Alternatively, appellant offers the post hoc ergo propter hoc argument that by virtue of the local board’s reopening of his classification at the meeting of January 27, 1970, we must conclude as a matter of law that the board found that a prima facie case had been established. For authority they cite the observation of Judge Rosenn in United States v. Stephens, 445 F.2d 192, 196 n. 6 (3d Cir. 1971): “The fact that the board reopened his classification following his personal appearance suggests that they may have felt that a prima facie case had been presented.” (Emphasis supplied.) The double contingent uncertainty of this language hardly achieves the mandatory quality read into it by appellant. The regulations provide for a reopening under various circumstances,5 but a reopening does not have the effect of a prima facie determination that the registrant is entitled to the requested classification. The regulations explicitly provide that the sole effect of a reopening is to afford the board a de novo consideration of the registrant’s classification, “in the same manner as if he had never been classified. Such classification shall be and have the effect of a new and original classification even though the registrant is again placed in the class that he was in before the classification was reopened.” § 1625.11.
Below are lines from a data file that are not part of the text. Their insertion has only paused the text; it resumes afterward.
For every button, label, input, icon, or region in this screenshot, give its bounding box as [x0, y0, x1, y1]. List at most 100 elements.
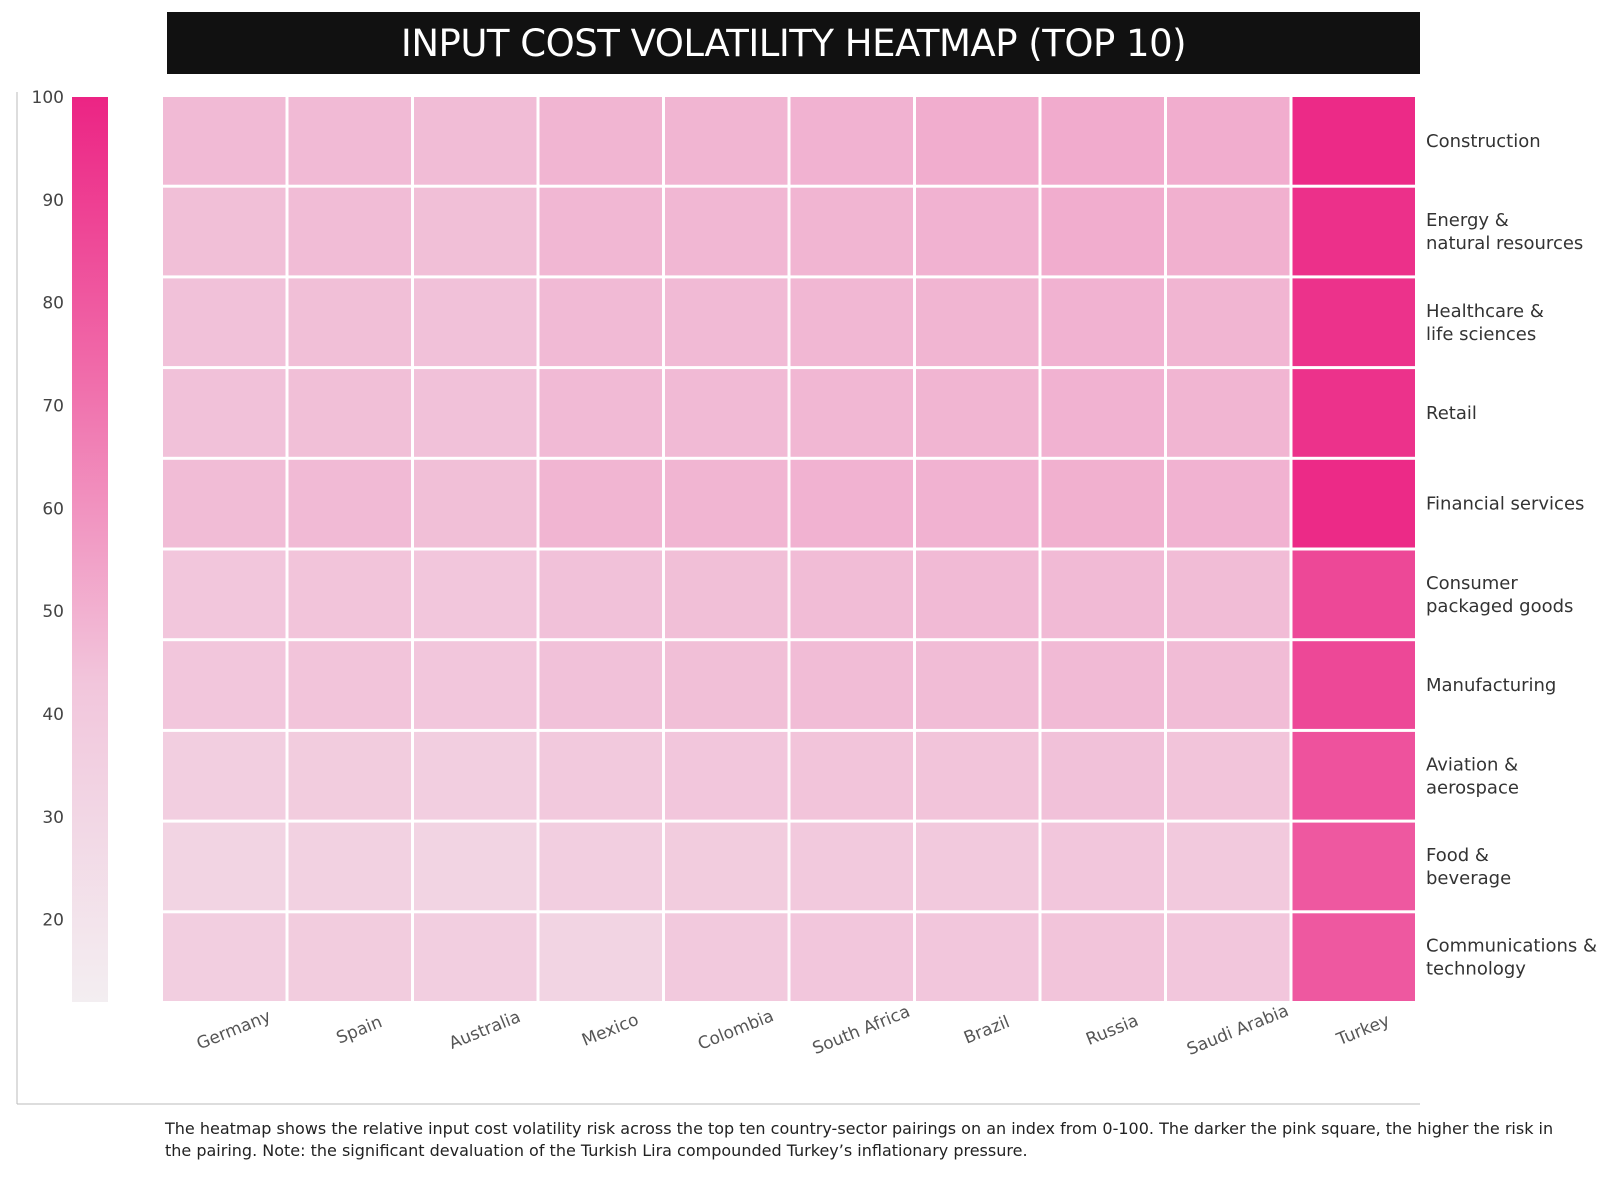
- row-label: packaged goods: [1426, 596, 1573, 617]
- row-label: Manufacturing: [1426, 675, 1556, 696]
- heatmap-cell: [1292, 97, 1415, 185]
- heatmap-cell: [916, 97, 1039, 185]
- heatmap-cell: [288, 459, 411, 548]
- column-label: Colombia: [695, 1006, 777, 1054]
- heatmap-cell: [1167, 459, 1290, 548]
- row-label: Food &: [1426, 845, 1489, 866]
- heatmap-cell: [288, 550, 411, 639]
- heatmap-cell: [163, 822, 286, 911]
- heatmap-cell: [790, 459, 913, 548]
- row-label: natural resources: [1426, 233, 1583, 254]
- scale-tick-label: 20: [42, 911, 64, 931]
- column-label: Brazil: [961, 1012, 1012, 1048]
- heatmap-cell: [790, 187, 913, 276]
- heatmap-cell: [1167, 913, 1290, 1001]
- heatmap-cell: [414, 459, 537, 548]
- row-label: Energy &: [1426, 210, 1509, 231]
- heatmap-cell: [1167, 369, 1290, 457]
- heatmap-cell: [288, 913, 411, 1001]
- heatmap-cell: [163, 550, 286, 639]
- row-label: life sciences: [1426, 324, 1536, 345]
- heatmap-cell: [1167, 731, 1290, 820]
- chart-title: INPUT COST VOLATILITY HEATMAP (TOP 10): [167, 12, 1420, 74]
- heatmap-cell: [1041, 913, 1164, 1001]
- row-label: Aviation &: [1426, 754, 1518, 775]
- heatmap-cell: [163, 731, 286, 820]
- heatmap-cell: [1292, 187, 1415, 276]
- heatmap-cell: [414, 913, 537, 1001]
- heatmap-cell: [414, 731, 537, 820]
- heatmap-cell: [1292, 369, 1415, 457]
- heatmap-cell: [1167, 187, 1290, 276]
- heatmap-cell: [539, 550, 662, 639]
- heatmap-cell: [163, 913, 286, 1001]
- column-label: Spain: [334, 1012, 386, 1048]
- column-label: Saudi Arabia: [1184, 1001, 1292, 1060]
- heatmap-cell: [1292, 550, 1415, 639]
- row-label: technology: [1426, 959, 1526, 980]
- column-label: Russia: [1083, 1011, 1141, 1050]
- heatmap-cell: [414, 822, 537, 911]
- heatmap-cell: [288, 822, 411, 911]
- heatmap-cell: [288, 187, 411, 276]
- heatmap-cell: [1292, 731, 1415, 820]
- heatmap-cell: [790, 913, 913, 1001]
- scale-tick-label: 100: [32, 88, 64, 108]
- heatmap-cell: [790, 822, 913, 911]
- heatmap-cell: [163, 97, 286, 185]
- scale-tick-label: 60: [42, 499, 64, 519]
- heatmap-cell: [665, 641, 788, 729]
- heatmap-cell: [539, 913, 662, 1001]
- heatmap-cell: [665, 369, 788, 457]
- scale-tick-label: 30: [42, 808, 64, 828]
- heatmap-cell: [288, 731, 411, 820]
- heatmap-cell: [1167, 641, 1290, 729]
- heatmap-cell: [539, 278, 662, 367]
- heatmap-cell: [163, 278, 286, 367]
- heatmap-cell: [916, 459, 1039, 548]
- heatmap-cell: [665, 187, 788, 276]
- column-label: Turkey: [1333, 1011, 1393, 1051]
- column-label: Germany: [194, 1006, 274, 1054]
- column-label: Mexico: [579, 1010, 642, 1051]
- scale-tick-label: 90: [42, 191, 64, 211]
- heatmap-cell: [163, 459, 286, 548]
- heatmap-cell: [1041, 641, 1164, 729]
- color-scale-bar: [72, 97, 108, 1002]
- heatmap-cell: [1167, 97, 1290, 185]
- heatmap-cell: [790, 731, 913, 820]
- heatmap-cell: [539, 731, 662, 820]
- column-label: Australia: [446, 1007, 523, 1054]
- heatmap-cell: [1292, 822, 1415, 911]
- heatmap-cell: [288, 641, 411, 729]
- heatmap-cell: [790, 278, 913, 367]
- heatmap-cell: [1041, 731, 1164, 820]
- row-label: Communications &: [1426, 936, 1597, 957]
- heatmap-cell: [1167, 822, 1290, 911]
- heatmap-cell: [288, 97, 411, 185]
- heatmap-cell: [665, 731, 788, 820]
- heatmap-cell: [1167, 278, 1290, 367]
- row-label: beverage: [1426, 868, 1511, 889]
- heatmap-cell: [414, 278, 537, 367]
- heatmap-cell: [163, 641, 286, 729]
- heatmap-cell: [665, 913, 788, 1001]
- heatmap-cell: [665, 550, 788, 639]
- row-label: Healthcare &: [1426, 301, 1544, 322]
- heatmap-cell: [790, 550, 913, 639]
- heatmap-cell: [916, 278, 1039, 367]
- heatmap-cell: [414, 97, 537, 185]
- heatmap-cell: [539, 641, 662, 729]
- row-label: aerospace: [1426, 777, 1519, 798]
- heatmap-cell: [1292, 913, 1415, 1001]
- heatmap-cell: [539, 459, 662, 548]
- heatmap-cell: [916, 187, 1039, 276]
- heatmap-cell: [414, 550, 537, 639]
- heatmap-cell: [916, 641, 1039, 729]
- row-label: Construction: [1426, 131, 1541, 152]
- row-label: Financial services: [1426, 494, 1584, 515]
- heatmap-cell: [1041, 459, 1164, 548]
- heatmap-cell: [916, 369, 1039, 457]
- heatmap-cell: [790, 97, 913, 185]
- heatmap-cell: [790, 641, 913, 729]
*1117But the question is not free from doubt. In a memorandum filed in the Supreme Court by the Solicitor General in Joseph, Petitioner, v. United States of America, 405 U.S. 1006, 92 S.Ct. 1274, 31 L.Ed.2d 473 (1972), the argument advanced by this appellant received the apparent endorsement of the Solicitor General:
Its action [reopening of classification by the local board] must be viewed as based on a finding that the petitioner had presented a prima fade case of conscientious objection; it seems to us inappropriate to ask this Court to excuse the failure of a local board to state reasons on the basis of a speculative assertion that the board might have acted in violation of the reopening regulation by reopening the classification without finding that the petitioner had stated a prima fade case, [page 20]
If this was the position taken by the government in confessing error in Joseph, a selective service case emanating from this circuit, 438 F.2d 1233 (3d Cir. 1971), basic maxims of equality of justice compel us to require the government to maintain a consistent position in the case at bar. For this reason, we conclude that the local board was compelled to give the registrant a statement of reasons at the time it reopened his classification on January 27, 1970.6
We have concluded that the August 5, 1970, letter from the State Director of Selective Service did not suffice as a required statement of reasons.7 Without meeting the question of whether its substantive contents would so qualify, we are persuaded that it was not timely; it was not delivered prior to the registrant’s appeal to the state board in March, 1970.
*1118Accordingly, we hold that the Selective Service System processing was defective and that the writ of habeas corpus should have been granted.
The judgment of the district court will be reversed.